In [1]:
# Here are some necessary packages that we need to import to run this notebook

import numpy as np
import matplotlib.pyplot as plt

from google.colab import drive 
drive.mount("/content/drive/")

import os
os.chdir("/content/drive/My Drive/DSECOP/Colab Notebooks/")
!pwd

ModuleNotFoundError: No module named 'google'

# Quantifying goodness of fit BONUS notebook: The Kolmogorov-Smirnov goodness of fit test



In this notebook, we've focused on the $\chi^2$ test statistic. But this test is only truly useful for categorical data (i.e. datasets of counts or frequencies). For histogram-based analyses, the number of "categories" could maybe be considered equal to the number of binsm, but it might be easier to work with normalized histograms anyways. Then the $\chi^2$ test statistic might fail to gauge goodness-of-fit for a given model.

A useful goodness-of-fit procedure for histogram-based analyses is the *Kolmogorov-Smirnov* test.

Consider a data sample of size $n$ with a probability distribution $p_n(x)$ (in other words, the normalized histogram) and a cumulative distribution function (CDF) $F_n(x)$. Let's say that you want to test whether the data can be well-modeled by the probability distribution $p_0(x)$ with a cumulative distribution function $F_0(x)$.

$$D_n = \max_x |F_n(x) - F_0(x)|.$$

In essense, we're calculating the largest difference between the CDFs of the data and the postulated model. (Try to prove to yourself that for a model that perfectly fits the data, $D_n = 0$.)

Each $n$ and $\alpha$ ($p$-value) pairing is associated with a critical test statistic $d_{n, \alpha}$. You can find these in a [lookup table](https://www.real-statistics.com/statistics-tables/two-sample-kolmogorov-smirnov-table/). If $D_n > d_{n, \alpha}$, then the null hypothesis must be rejected at the given confidence level. 

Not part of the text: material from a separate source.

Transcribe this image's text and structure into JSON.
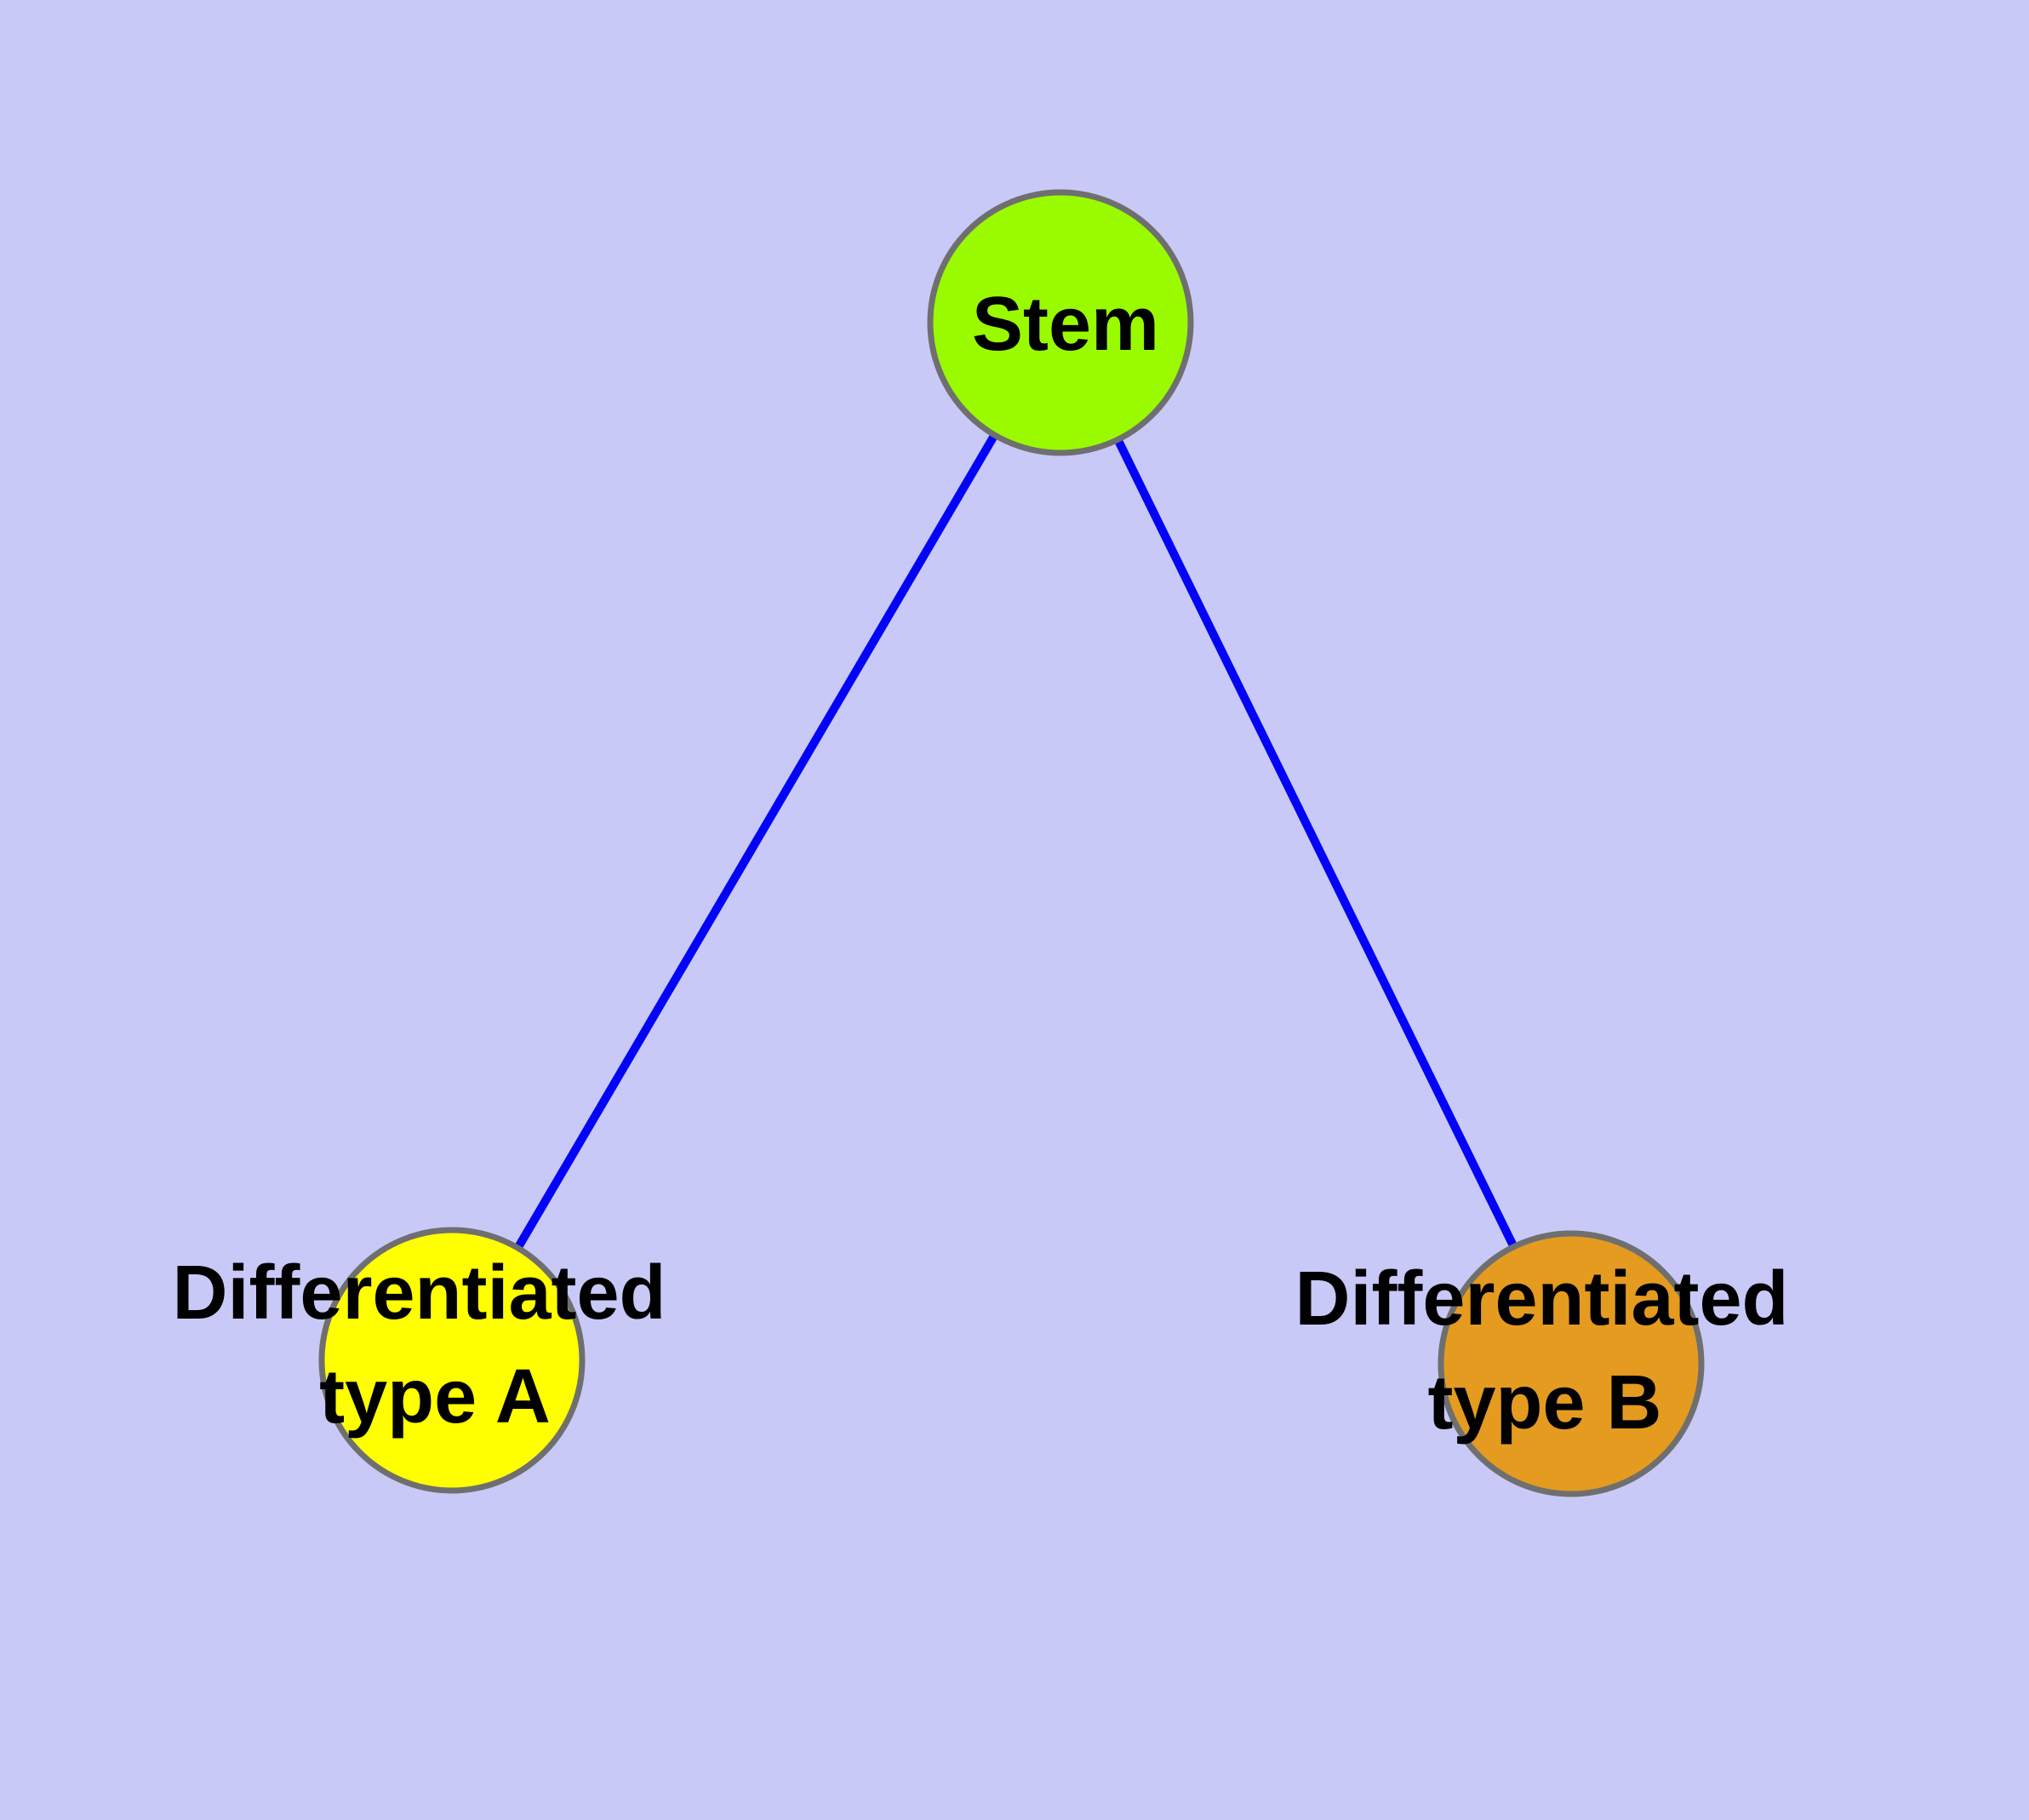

*Note*: the Kolmogorov-Smirnov test is defined for *unbinned* data with a continuous CDF. Here, we're asking you to run the test on Poisson-distributed data, which is discrete (as you can only measure an integer number of counts). So take this example with a grain of salt. In writing code to do a pseudo- Kolmogorov-Smirnov test, you'll gain conceptual understanding in what the test actually measures. But you won't be able to meaningfully accept of reject the null hypothesis. 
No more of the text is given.